TOUCHDOWNOne key element to the Panthers' six-game winning streak is overall team health. Carolina has more quality depth at key positions than they've had in past seasons. Yet an injury to someone like linebacker Dan Morgan or wideout Steve Smith could throw the delicate balance Carolina has developed out of whack – perhaps permanently.
So remaining healthy is key to the team's future success.
Another key element to Carolina's ultimate goal of winning a world championship, and one not often addressed by the media, is the quality of leadership when times get tough.
The Panthers are blessed, quite deliberately so I might add, with superb veteran leadership. Safety Mike Minter is a rock in the locker room and on the field now that he doesn't have to baby-sit his secondary mates like he was forced to do last year. Ken Lucas has emerged as a reliable barometer for the defense.
The offensive line is led by one of the league's finest in Mike Wahle and the rest of the offense takes its cues from natural leaders Jake Delhomme and Steve Smith.
The coaching staff is finally beginning to show its stripes and the front office continues to do the right things.
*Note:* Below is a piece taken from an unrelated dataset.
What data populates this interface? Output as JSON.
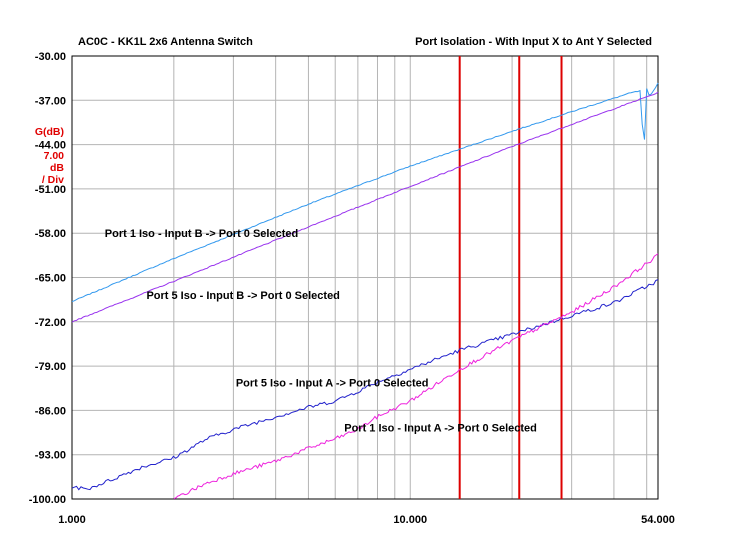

Staying healthy is tantamount to ultimate success for these Panthers. Yet it is the quality of the veteran leadership the franchise possesses that qualifies it as a great football team.
The amount of quality leadership is the difference between today's Panthers and the enigmatic bunch that went to the Super Bowl in '03 - and why I think they'll push through to the title this season.
So the answer is yes. The Carolina Panthers are that good.